Following this investigation, we rescued two young calves from the facility. Unfortunately, one of the calves, Hank, was too sick to survive. His companion Samuel, however, lives on at Animal Place sanctuary in California, bringing hope that together we can build a kinder world for all.
“I carry a small Holstein calf figurine to remember Hank. The effects of farmed life and the dairy industry were too much for him to survive. That’s why I’m still here.

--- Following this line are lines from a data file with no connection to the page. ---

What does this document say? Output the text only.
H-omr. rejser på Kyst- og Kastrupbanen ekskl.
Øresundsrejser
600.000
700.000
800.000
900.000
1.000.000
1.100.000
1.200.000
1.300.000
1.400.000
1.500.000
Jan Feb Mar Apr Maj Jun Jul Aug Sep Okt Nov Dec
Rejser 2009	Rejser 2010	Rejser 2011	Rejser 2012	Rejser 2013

After working as an undercover investigator for years, I’m signing on to continue as an animal rights advocate for many more years to fight for animals like Hank.”
Erin, Animal Outlook investigator
Our investigators followed a truck from Dick Van Dam to a factory that produces milk for Alta Dena and TruMoo, brands owned by the nation’s largest milk producer: Dean Foods.
Before declaring bankruptcy and selling most of its assets to Dairy Farmers of America, Dean Foods, which produces 10 percent of the US milk supply, claimed that it “requires that at all times all cattle are treated humanely and with patience, dignity and respect” — yet it hid the horrors endured by gentle mother cows and their babies in the dairy industry behind the playful packaging found on brands like TruMoo, which is marketed to kids in schools across the country.
Soon after Dean Food’s declaration of bankruptcy, Borden Dairy followed suit, citing “market challenges facing the dairy industry” as grounds for its own bankruptcy filing. Cruel dairy is a dying industry, evidenced by its desperate efforts to squash plant milk labels and even a price-fixing conspiracy involving the killing of half a million young cows to reduce the nation’s milk supply and thus artificially (and illegally) inflate the price of milk.
This cruelty should be the final nail in the coffin to the dying dairy industry.